TCP is the notion of a reliable, in-order byte stream over a transport which doesn't do bytes, and is neither in-order nor reliable. It is both a specification, and an actual implementation (which may be very different on different systems!). A software emulation of some kinda abstract idea, if you will.
Generally, from a relatively naive point of view, TCP simply grabs whatever you throw at it, divides it into segments (for small data, there will be just a single segment), and sends them out one after the other, waiting for an acknowledgement for each segment before sending the next, and re-sending a segment after "some time" if no acknowledgement came in. There's some checksums and sequence numbers added, too, blah blah.
The other end puts the segments together again in the correct order, and provides "bytes" to an application that asks for it via an obscure "socket" (which is more or less the same as a file descriptor), without anyone really knowing where the bytes came from, or what was necessary to provide them.
Now, if the world was perfect, if bandwidth was infinite, if routers didn't have queues, and if round trip times were zero, then this would be a perfectly working approach. Alas, that's not what the world looks like.
For that reason, TCP does a couple of things differently such as sending out several segments before blocking to wait for acknowledgements (with a diversity of different algorithms that adjust the window in different ways to provide best possible throughput without dropping too many packets on the wire).
Also, it tries to avoid sending single-byte (or very-few-byte) datagrams because that's a very obnoxious thing. This is done by what's called Nagle's algorithm, and it is actually pretty simple. Tiny amounts of data are bufferend and held back until the previously sent packet was acknowledged (which is what TCP would normally have done anyway, without delayed ACKs). This automatically rate-limits tiny sends and batches data together without the need for a lot of extra logic. Unless you explicitly specify TCP_NODELAY
for a socket, that's the behavior that you normally get on every reasonable system. Well, in theory it's that simple, in practice, with delayed ACKs, it's a tidbit more complicated, but let's ignore that.
On the other hand, every now and then, TCP sends out data, with or without delay at its own discretion, based on unknown, unspecified, obscure metrics. Data size and time are parameters that play a role, without you or me, or anyone knowing exactly. Sending out anything that's present in the buffers every so-and-so-many hundred milliseconds is a common approach. While this sounds rather awful, it's actually good enough for 99.9% of all people, 99.9% of the time.
Remember, TPC is not a guaranteed realtime (or zero-delay) magical delivery system. It's a simulation of a reliable, ordered byte stream. Where "reliable" doesn't even mean that you have a guarantee that data will arrive at the other end. This is a guarantee that no protocol could possibly provide! Imagine what happens if I pull out the network cable, how do you guarantee that data will arrive?

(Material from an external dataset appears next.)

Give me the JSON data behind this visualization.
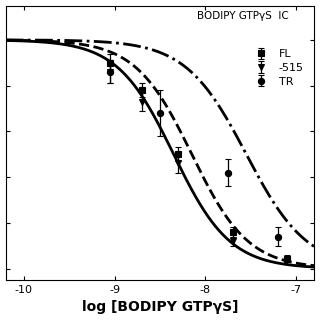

You only have the guarantee that TCP will try its very best (by re-sending, if necessary), and you will know in case it didn't work. Other than with raw IP datagrams or UDP, for example. Where you boldly send out stuff, and nobody tells you whether or not something was sent and received at all, or maybe dropped, lost, whatever.
Sometimes, TCP sending your data on its own behalf is just not what you want, though! Sometimes, you have several smaller pieces of data that you preferrably want to have sent in one block. A "typical" server reply that starts with some header data, followed by the actual contents is an example of that. Sure enough, you don't want TCP to send out the pretty useless header alone, and then send out the actual contents later, only because you need two or three calls to send
, and someone tries to be extra smart while you're done half-way.
Partial datagrams waste bandwidth and are more likely to cause a packet getting dropped somewhere on the internet (more packets on the wire means more packets dropped, inevitably).
That is the reason why such things as TCP_CORK
(or TCP_NOPUSH
in BSD) exist. This is basically the exact opposite of TCP_NODELAY
, you're telling the network stack that you are going to add a couple of chunks of data one-by-one, and your expectation is that TCP doesn't in the mean time send out a half-MTU sized or even smaller datagram, or whatever.
The actual behavior, again, differs depending on what OS you run on. BSD, for example, will buffer data until a max-sized datagram worth of data is in the buffers (then send a MTU-sized datagram, and buffer again), or until you set TCP_NOPUSH
to zero again, or until you close the socket (at which time it will send out the remainder). Linux, on the other hand side, will strictly comply with your request for 200 milliseconds, and then, devil may care, send out partial data anyway.
As a sidenote, the fact that TCP may send out remaining data upon calling close
is a good reason to actually check the return code (which many people don't do, who cares what close
may return!). Unless you do check, there's no way of knowing what has been going on, no way of being sure your guarantees are what you think they are.